3. The message itself: Enquire, I pray thee, of the Lord for us, Jer. 21:2. Now that the Chaldean army had got into their borders, into their bowels, they were at length convinced that Jeremiah was a true prophet, though loth to own it and brought too late to it. Under this conviction they desire him to stand their friend with God, believing him to have that interest in heaven which none of their other prophets had, who had flattered them with hopes of peace. They now employ Jeremiah, (1.) To consult the mind of God for them: “Enquire of the Lord for us; ask him what course we shall take in our present strait, for the measures we have hitherto taken are all broken.” Note, Those that will not take the direction of God’s grace how to get clear of their sins would yet be glad of the directions of his providence how to get clear of their troubles. (2.) To seek the favour of God for them (so some read it): “Entreat the Lord for us; be an intercessor for us with God.” Note, Those that slight the prayers of God’s people and ministers when they are in prosperity may perhaps be glad of an interest in them when they come to be in distress.

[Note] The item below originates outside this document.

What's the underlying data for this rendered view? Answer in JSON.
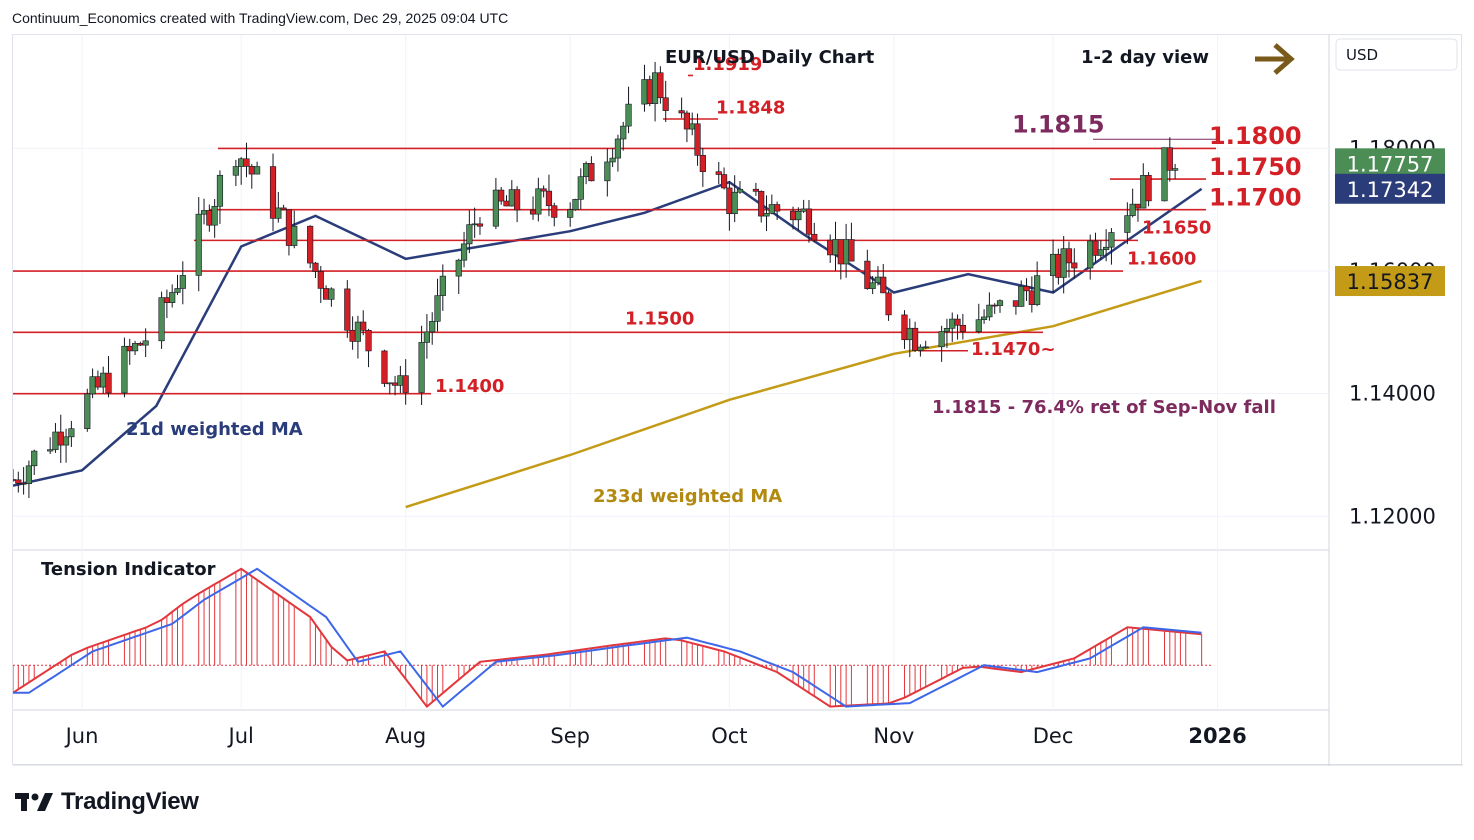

Give us of your oil. The benefit they promise themselves is, It may be the Lord will deal with us now according to the wondrous works he wrought for our fathers, that the enemy may raise the siege and go up from us. Observe, [1.] All their care is to get rid of their trouble, not to make their peace with God and be reconciled to him—“That our enemy may go up from us,” not, “That our God may return to us.” Thus Pharaoh (Exod. 10:17): Entreat the Lord that he may take away this death. [2.] All their hope is that God had done wondrous works formerly in the deliverance of Jerusalem when Sennacherib besieged it, at the prayer of Isaiah (so we are told, 2 Chron. 32:20, 21), and who can tell but he may destroy these besiegers (as he did those) at the prayer of Jeremiah? But they did not consider how different the character of Zedekiah and his people was from that of Hezekiah and his people: those were days of general reformation and piety, these of general corruption and apostasy. Jerusalem is now the reverse of what it was then. Note, It is folly to think that God should do for us while we hold fast our iniquity as he did for those that held fast their integrity.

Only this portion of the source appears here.